グアテマラやタイでは、こうした伝統的なお産とは対極にある生殖医療の最前線を見に行った。2014年に光通信の御曹司がタイで代理母をつかって大勢の子供をつくっていたことが発覚。世界中で代理母出産の是非が問われたのを契機に、私はその現場を巡ったのだ。そこでは、アパレルメーカーが安い人件費を求めて工場を次々に移転させるがごとく、代理母出産の「現場」が変容していく実態を見た。
アフリカのスワジランドでは、世界一のエイズ大国が直面するお産の現場を訪れ、タンザニアでは、「万能薬」と見なされて命を狙われるアルビノの人々のお産について考えた。いずれも、死と隣り合わせの中での出産だ。エイズや差別の中で、人々は何を思って子供を産み、その子供たちはどういう状態に置かれているのか。

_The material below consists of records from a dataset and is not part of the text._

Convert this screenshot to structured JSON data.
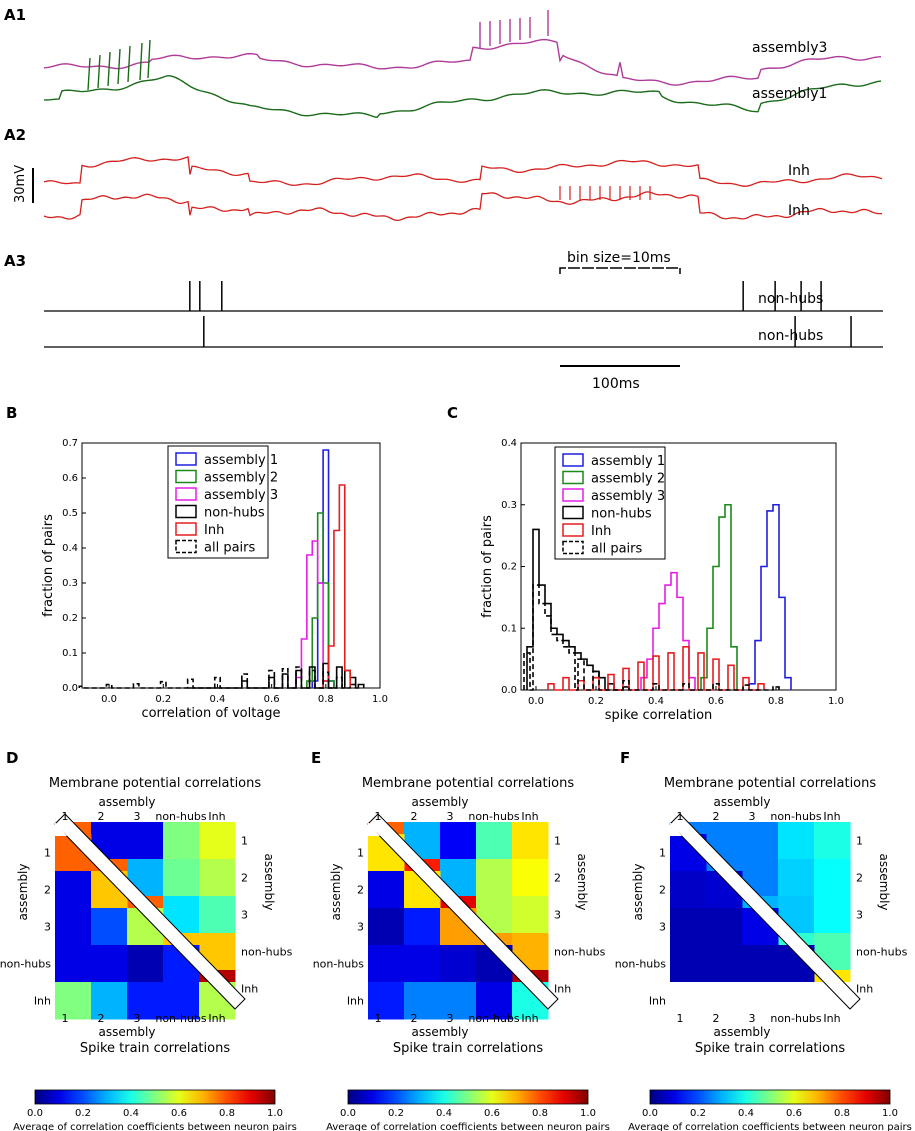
{
  "figure": {
    "panels": {
      "A1": "A1",
      "A2": "A2",
      "A3": "A3",
      "B": "B",
      "C": "C",
      "D": "D",
      "E": "E",
      "F": "F"
    },
    "traces": {
      "assembly3_label": "assembly3",
      "assembly1_label": "assembly1",
      "inh1_label": "Inh",
      "inh2_label": "Inh",
      "scale_voltage": "30mV",
      "colors": {
        "assembly3": "#b03a9a",
        "assembly1": "#1a6b1a",
        "inh": "#d4201e"
      }
    },
    "rasters": {
      "bin_label": "bin size=10ms",
      "row1_label": "non-hubs",
      "row2_label": "non-hubs",
      "time_scale": "100ms",
      "row1_spikes_ms": [
        73,
        78,
        89,
        350,
        366,
        379,
        389
      ],
      "row2_spikes_ms": [
        80,
        376,
        404
      ],
      "t_max_ms": 420
    }
  },
  "chart_data": [
    {
      "id": "B",
      "type": "histogram",
      "title": "",
      "xlabel": "correlation of voltage",
      "ylabel": "fraction of pairs",
      "xlim": [
        -0.1,
        1.0
      ],
      "ylim": [
        0,
        0.7
      ],
      "xticks": [
        "0.0",
        "0.2",
        "0.4",
        "0.6",
        "0.8",
        "1.0"
      ],
      "yticks": [
        "0.0",
        "0.1",
        "0.2",
        "0.3",
        "0.4",
        "0.5",
        "0.6",
        "0.7"
      ],
      "legend": [
        "assembly 1",
        "assembly 2",
        "assembly 3",
        "non-hubs",
        "Inh",
        "all pairs"
      ],
      "series": [
        {
          "name": "assembly 1",
          "color": "#1f1fe0",
          "dash": false,
          "x": [
            0.76,
            0.78,
            0.8,
            0.82
          ],
          "values": [
            0.02,
            0.3,
            0.68,
            0.02
          ]
        },
        {
          "name": "assembly 2",
          "color": "#1a8a1a",
          "dash": false,
          "x": [
            0.74,
            0.76,
            0.78,
            0.8,
            0.82
          ],
          "values": [
            0.02,
            0.2,
            0.5,
            0.3,
            0.02
          ]
        },
        {
          "name": "assembly 3",
          "color": "#e61ee6",
          "dash": false,
          "x": [
            0.7,
            0.72,
            0.74,
            0.76,
            0.78,
            0.8
          ],
          "values": [
            0.03,
            0.14,
            0.38,
            0.42,
            0.3,
            0.02
          ]
        },
        {
          "name": "non-hubs",
          "color": "#000000",
          "dash": false,
          "x": [
            0.3,
            0.5,
            0.6,
            0.65,
            0.7,
            0.75,
            0.8,
            0.85,
            0.88,
            0.9,
            0.93
          ],
          "values": [
            0.0,
            0.02,
            0.03,
            0.04,
            0.05,
            0.06,
            0.07,
            0.06,
            0.05,
            0.03,
            0.01
          ]
        },
        {
          "name": "Inh",
          "color": "#e61e1e",
          "dash": false,
          "x": [
            0.8,
            0.82,
            0.84,
            0.86,
            0.88
          ],
          "values": [
            0.02,
            0.12,
            0.45,
            0.58,
            0.05
          ]
        },
        {
          "name": "all pairs",
          "color": "#000000",
          "dash": true,
          "x": [
            -0.1,
            0.0,
            0.1,
            0.2,
            0.3,
            0.4,
            0.5,
            0.6,
            0.65,
            0.7,
            0.75,
            0.8,
            0.85,
            0.9
          ],
          "values": [
            0.005,
            0.01,
            0.012,
            0.018,
            0.025,
            0.03,
            0.04,
            0.05,
            0.055,
            0.06,
            0.05,
            0.045,
            0.03,
            0.01
          ]
        }
      ]
    },
    {
      "id": "C",
      "type": "histogram",
      "title": "",
      "xlabel": "spike correlation",
      "ylabel": "fraction of pairs",
      "xlim": [
        -0.05,
        1.0
      ],
      "ylim": [
        0,
        0.4
      ],
      "xticks": [
        "0.0",
        "0.2",
        "0.4",
        "0.6",
        "0.8",
        "1.0"
      ],
      "yticks": [
        "0.0",
        "0.1",
        "0.2",
        "0.3",
        "0.4"
      ],
      "legend": [
        "assembly 1",
        "assembly 2",
        "assembly 3",
        "non-hubs",
        "Inh",
        "all pairs"
      ],
      "series": [
        {
          "name": "assembly 1",
          "color": "#1f1fe0",
          "dash": false,
          "x": [
            0.72,
            0.74,
            0.76,
            0.78,
            0.8,
            0.82,
            0.84
          ],
          "values": [
            0.01,
            0.08,
            0.2,
            0.29,
            0.3,
            0.15,
            0.02
          ]
        },
        {
          "name": "assembly 2",
          "color": "#1a8a1a",
          "dash": false,
          "x": [
            0.56,
            0.58,
            0.6,
            0.62,
            0.64,
            0.66
          ],
          "values": [
            0.02,
            0.1,
            0.2,
            0.28,
            0.3,
            0.07
          ]
        },
        {
          "name": "assembly 3",
          "color": "#e61ee6",
          "dash": false,
          "x": [
            0.36,
            0.38,
            0.4,
            0.42,
            0.44,
            0.46,
            0.48,
            0.5,
            0.52
          ],
          "values": [
            0.02,
            0.05,
            0.1,
            0.14,
            0.17,
            0.19,
            0.15,
            0.08,
            0.02
          ]
        },
        {
          "name": "non-hubs",
          "color": "#000000",
          "dash": false,
          "x": [
            -0.02,
            0.0,
            0.02,
            0.04,
            0.06,
            0.08,
            0.1,
            0.12,
            0.14,
            0.16,
            0.18,
            0.2,
            0.22,
            0.25,
            0.3
          ],
          "values": [
            0.07,
            0.26,
            0.17,
            0.14,
            0.1,
            0.09,
            0.08,
            0.07,
            0.06,
            0.05,
            0.04,
            0.03,
            0.02,
            0.01,
            0.005
          ]
        },
        {
          "name": "Inh",
          "color": "#e61e1e",
          "dash": false,
          "x": [
            0.05,
            0.1,
            0.15,
            0.2,
            0.25,
            0.3,
            0.35,
            0.4,
            0.45,
            0.5,
            0.55,
            0.6,
            0.65,
            0.7,
            0.75
          ],
          "values": [
            0.01,
            0.02,
            0.015,
            0.02,
            0.025,
            0.035,
            0.045,
            0.055,
            0.06,
            0.07,
            0.06,
            0.05,
            0.04,
            0.02,
            0.01
          ]
        },
        {
          "name": "all pairs",
          "color": "#000000",
          "dash": true,
          "x": [
            -0.03,
            0.0,
            0.02,
            0.04,
            0.06,
            0.08,
            0.1,
            0.12,
            0.15,
            0.2,
            0.3,
            0.4,
            0.5,
            0.6,
            0.7,
            0.8
          ],
          "values": [
            0.06,
            0.17,
            0.14,
            0.12,
            0.09,
            0.08,
            0.07,
            0.06,
            0.05,
            0.03,
            0.015,
            0.01,
            0.01,
            0.01,
            0.008,
            0.005
          ]
        }
      ]
    },
    {
      "id": "D",
      "type": "heatmap",
      "top_title": "Membrane potential correlations",
      "bottom_title": "Spike train correlations",
      "axis_label": "assembly",
      "categories": [
        "1",
        "2",
        "3",
        "non-hubs",
        "Inh"
      ],
      "colorbar_label": "Average of correlation coefficients between neuron pairs",
      "colorbar_ticks": [
        "0.0",
        "0.2",
        "0.4",
        "0.6",
        "0.8",
        "1.0"
      ],
      "upper": [
        [
          0.78,
          0.1,
          0.1,
          0.5,
          0.6
        ],
        [
          null,
          0.78,
          0.3,
          0.48,
          0.55
        ],
        [
          null,
          null,
          0.78,
          0.35,
          0.45
        ],
        [
          null,
          null,
          null,
          0.68,
          0.68
        ],
        [
          null,
          null,
          null,
          null,
          0.95
        ]
      ],
      "lower": [
        [
          0.78,
          null,
          null,
          null,
          null
        ],
        [
          0.1,
          0.68,
          null,
          null,
          null
        ],
        [
          0.1,
          0.2,
          0.55,
          null,
          null
        ],
        [
          0.1,
          0.1,
          0.05,
          0.15,
          null
        ],
        [
          0.5,
          0.3,
          0.15,
          0.15,
          0.55
        ]
      ]
    },
    {
      "id": "E",
      "type": "heatmap",
      "top_title": "Membrane potential correlations",
      "bottom_title": "Spike train correlations",
      "axis_label": "assembly",
      "categories": [
        "1",
        "2",
        "3",
        "non-hubs",
        "Inh"
      ],
      "colorbar_label": "Average of correlation coefficients between neuron pairs",
      "colorbar_ticks": [
        "0.0",
        "0.2",
        "0.4",
        "0.6",
        "0.8",
        "1.0"
      ],
      "upper": [
        [
          0.78,
          0.3,
          0.12,
          0.45,
          0.65
        ],
        [
          null,
          0.85,
          0.3,
          0.55,
          0.62
        ],
        [
          null,
          null,
          0.9,
          0.55,
          0.58
        ],
        [
          null,
          null,
          null,
          0.72,
          0.7
        ],
        [
          null,
          null,
          null,
          null,
          0.95
        ]
      ],
      "lower": [
        [
          0.65,
          null,
          null,
          null,
          null
        ],
        [
          0.1,
          0.65,
          null,
          null,
          null
        ],
        [
          0.05,
          0.15,
          0.72,
          null,
          null
        ],
        [
          0.1,
          0.1,
          0.08,
          0.05,
          null
        ],
        [
          0.15,
          0.25,
          0.25,
          0.1,
          0.4
        ]
      ]
    },
    {
      "id": "F",
      "type": "heatmap",
      "top_title": "Membrane potential correlations",
      "bottom_title": "Spike train correlations",
      "axis_label": "assembly",
      "categories": [
        "1",
        "2",
        "3",
        "non-hubs",
        "Inh"
      ],
      "colorbar_label": "Average of correlation coefficients between neuron pairs",
      "colorbar_ticks": [
        "0.0",
        "0.2",
        "0.4",
        "0.6",
        "0.8",
        "1.0"
      ],
      "upper": [
        [
          0.25,
          0.25,
          0.25,
          0.35,
          0.4
        ],
        [
          null,
          0.25,
          0.25,
          0.33,
          0.38
        ],
        [
          null,
          null,
          0.3,
          0.32,
          0.38
        ],
        [
          null,
          null,
          null,
          0.42,
          0.45
        ],
        [
          null,
          null,
          null,
          null,
          0.65
        ]
      ],
      "lower": [
        [
          0.1,
          null,
          null,
          null,
          null
        ],
        [
          0.07,
          0.08,
          null,
          null,
          null
        ],
        [
          0.05,
          0.05,
          0.1,
          null,
          null
        ],
        [
          0.05,
          0.05,
          0.05,
          0.05,
          null
        ],
        [
          null,
          null,
          null,
          null,
          null
        ]
      ]
    }
  ]
}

シリア難民のお産も印象的だった。内戦の最前線でも、人々の営みは変わっていなかった。人々は新しい命を切望し、それを守るために祖国を離れていく。そして、今、難民キャンプには「人口爆発」という新たな問題が起きていた。
その他、ホンジュラス、フィリピン、スリランカなどにも足を延ばして取材を行った。
こうした国々への旅は、子供を産み育てるということについて、私に新しい目線を投げかけてくれたように思う。
どんな悲しみの現場にも、人が生きているかぎりかならずお産という営みはある。それが人間の心を支えることになることもあれば、逆に悲しみを生み出すこともある。それでもなお、人は前を向いて命をつないでいこうとするのだ。
現在の日本では、お産や育児が従来のものとは形を変えつつある。不妊治療ビジネスが一大市場になったり、育児ノイローゼやネグレクトによる事件が注目されたりしている。また、「妊活」という言葉もブームだ。
そんな時代だからこそ、「世界で行われている命の営み」に目を向け、もう一度、子供を産み育てることが何なのか考えてみてもらいたいと思う。